Vascular and Endovascular Surgery | 2015
Donagh Healy; E. Boyle; D. McCartan; M. Bourke; M. Medani; John P Ferguson; H. Yagoub; Khalid Bashar; Martin O’Donnell; John Newell; C. Canning; M. McMonagle; J. Dowdall; Simon Cross; S. O'Daly; Brian J. Manning; Greg J. Fulton; Eamon G. Kavanagh; Paul E. Burke; Pierce A. Grace; M. Clarke Moloney; Stewart R. Walsh
A pilot randomized controlled trial that evaluated the effect of remote ischemic preconditioning (RIPC) on clinical outcomes following major vascular surgery was performed.

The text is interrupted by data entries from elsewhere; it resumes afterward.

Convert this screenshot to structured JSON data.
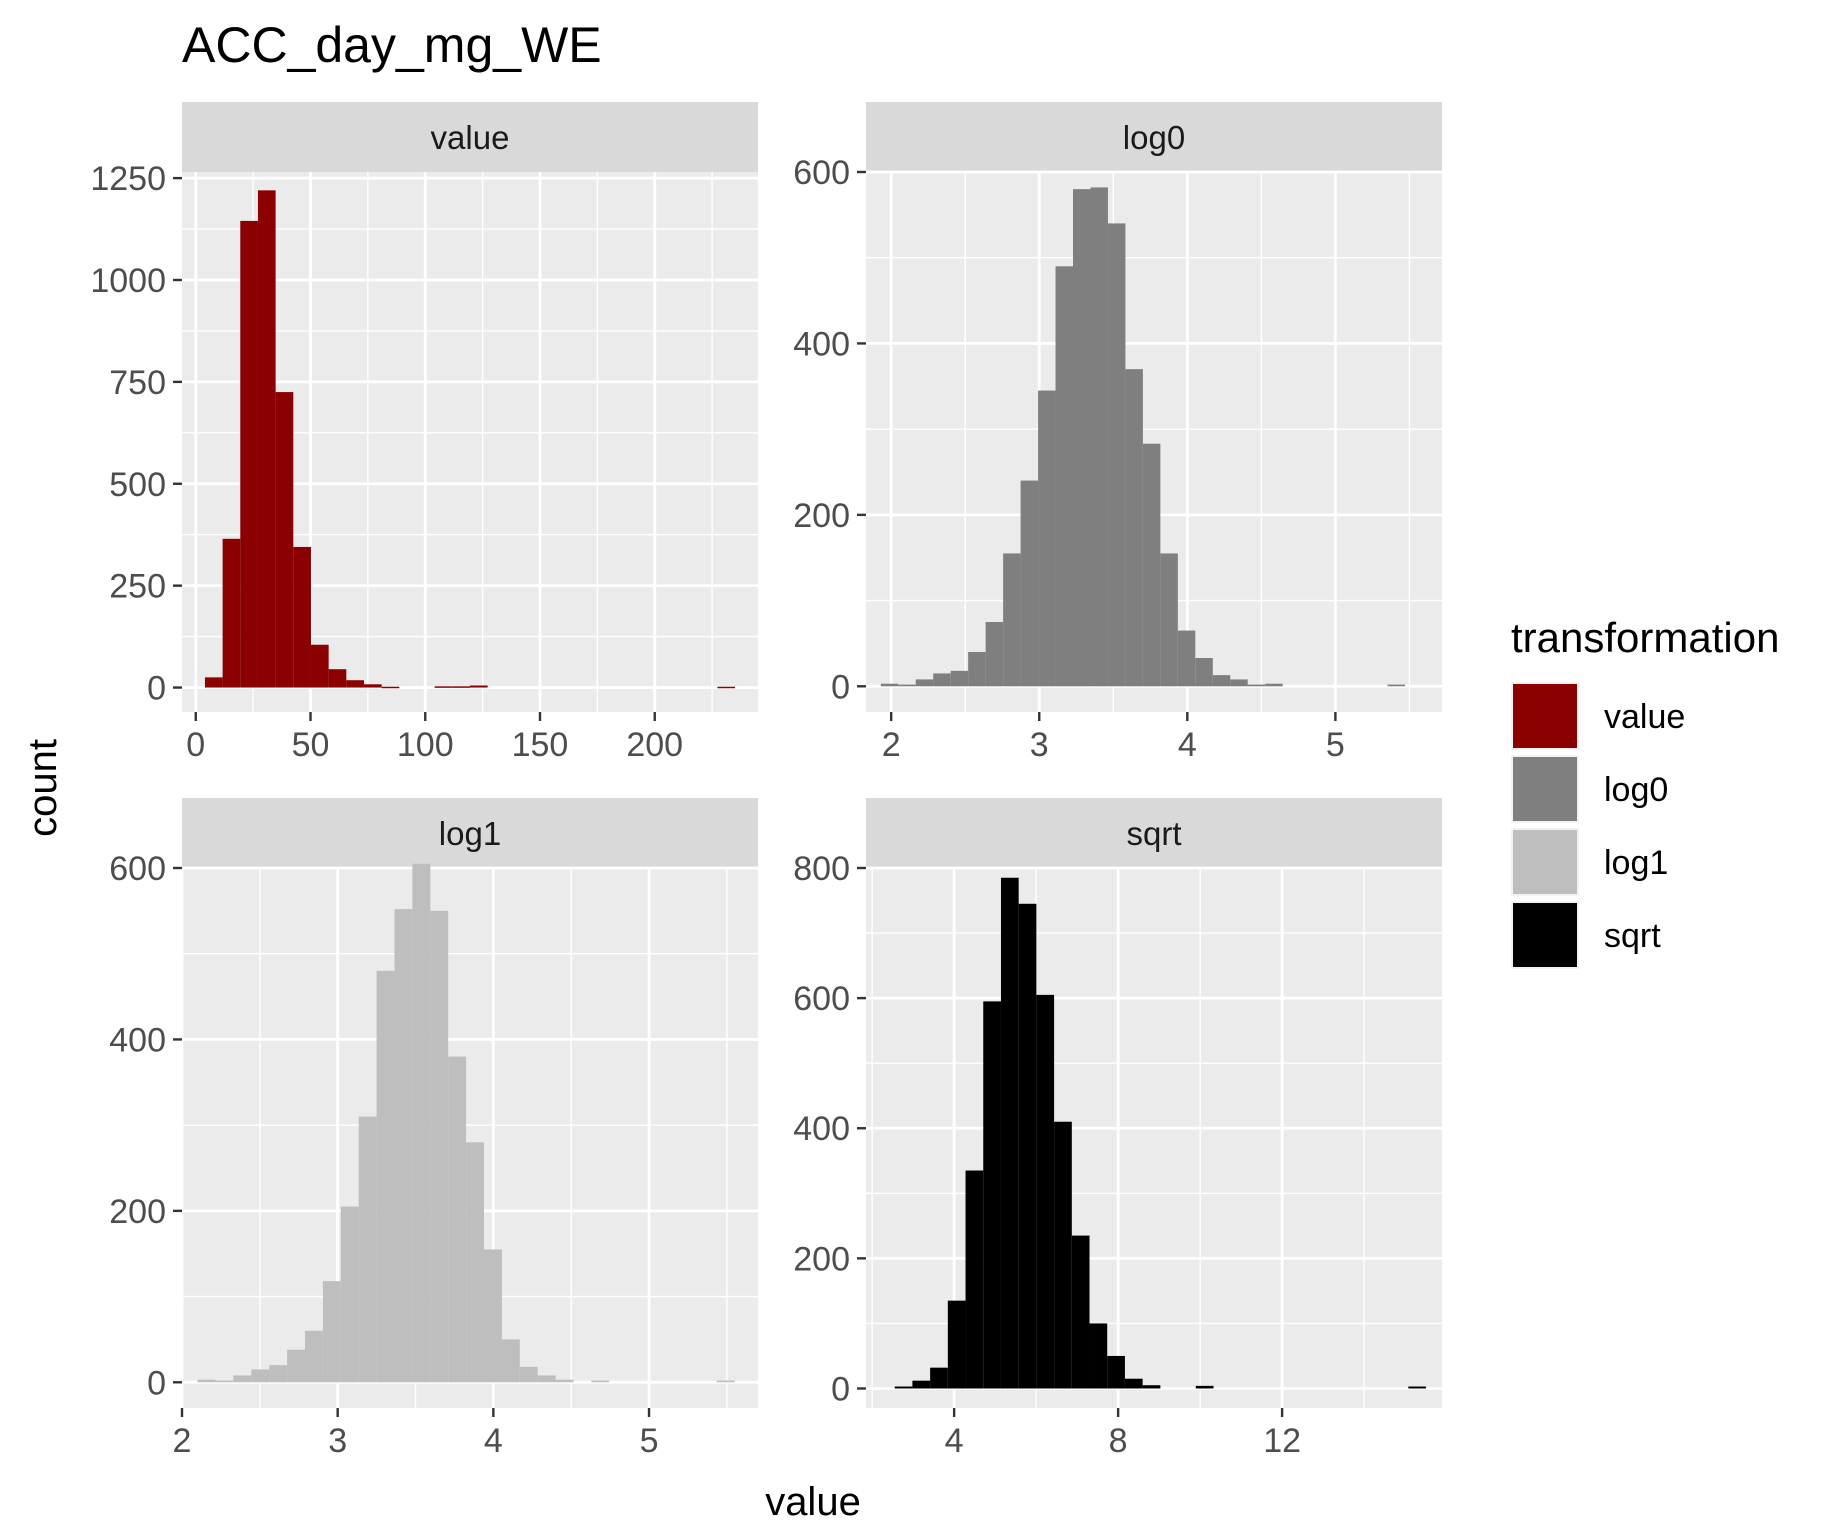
{
  "chart_data": {
    "type": "bar",
    "title": "ACC_day_mg_WE",
    "xlabel": "value",
    "ylabel": "count",
    "grid": true,
    "legend": {
      "title": "transformation",
      "placement": "right",
      "items": [
        {
          "label": "value",
          "color": "#8B0000"
        },
        {
          "label": "log0",
          "color": "#7F7F7F"
        },
        {
          "label": "log1",
          "color": "#BEBEBE"
        },
        {
          "label": "sqrt",
          "color": "#000000"
        }
      ]
    },
    "panels": [
      {
        "name": "value",
        "color": "#8B0000",
        "xlim": [
          -6,
          245
        ],
        "ylim": [
          -60,
          1265
        ],
        "xticks": [
          0,
          50,
          100,
          150,
          200
        ],
        "yticks": [
          0,
          250,
          500,
          750,
          1000,
          1250
        ],
        "bin_start": 4,
        "bin_width": 7.7,
        "counts": [
          25,
          365,
          1145,
          1220,
          725,
          345,
          105,
          45,
          18,
          8,
          2,
          0,
          0,
          3,
          3,
          5,
          0,
          0,
          0,
          0,
          0,
          0,
          0,
          0,
          0,
          0,
          0,
          0,
          0,
          2
        ]
      },
      {
        "name": "log0",
        "color": "#7F7F7F",
        "xlim": [
          1.83,
          5.72
        ],
        "ylim": [
          -30,
          600
        ],
        "xticks": [
          2,
          3,
          4,
          5
        ],
        "yticks": [
          0,
          200,
          400,
          600
        ],
        "bin_start": 1.93,
        "bin_width": 0.118,
        "counts": [
          3,
          2,
          8,
          15,
          18,
          40,
          75,
          155,
          240,
          345,
          490,
          580,
          582,
          540,
          370,
          283,
          155,
          65,
          33,
          13,
          8,
          2,
          3,
          0,
          0,
          0,
          0,
          0,
          0,
          2
        ]
      },
      {
        "name": "log1",
        "color": "#BEBEBE",
        "xlim": [
          2.0,
          5.7
        ],
        "ylim": [
          -30,
          600
        ],
        "xticks": [
          2,
          3,
          4,
          5
        ],
        "yticks": [
          0,
          200,
          400,
          600
        ],
        "bin_start": 2.1,
        "bin_width": 0.115,
        "counts": [
          3,
          2,
          8,
          15,
          20,
          38,
          60,
          118,
          205,
          310,
          480,
          552,
          605,
          550,
          380,
          280,
          155,
          50,
          18,
          8,
          3,
          0,
          2,
          0,
          0,
          0,
          0,
          0,
          0,
          2
        ]
      },
      {
        "name": "sqrt",
        "color": "#000000",
        "xlim": [
          1.85,
          15.9
        ],
        "ylim": [
          -30,
          800
        ],
        "xticks": [
          4,
          8,
          12
        ],
        "yticks": [
          0,
          200,
          400,
          600,
          800
        ],
        "bin_start": 2.55,
        "bin_width": 0.432,
        "counts": [
          3,
          12,
          32,
          135,
          335,
          595,
          785,
          745,
          605,
          410,
          235,
          100,
          50,
          15,
          5,
          0,
          0,
          4,
          0,
          0,
          0,
          0,
          0,
          0,
          0,
          0,
          0,
          0,
          0,
          3
        ]
      }
    ]
  }
}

Eligible patients were those scheduled to undergo open abdominal aortic aneurysm repair, endovascular aortic aneurysm repair, carotid endarterectomy, and lower limb revascularization procedures. Patients were randomized to RIPC or to control groups. The primary outcome was a composite clinical end point comprising any of cardiovascular death, myocardial infarction, new-onset arrhythmia, cardiac arrest, congestive cardiac failure, cerebrovascular accident, renal failure requiring renal replacement therapy, mesenteric ischemia, and urgent cardiac revascularization. Secondary outcomes were components of the primary outcome and myocardial injury as assessed by serum troponin values. The primary outcome occurred in 19 (19.2%) of 99 controls and 14 (14.1%) of 99 RIPC group patients (P = .446). There were no significant differences in secondary outcomes. Our trial generated data that will guide future trials. Further trials are urgently needed.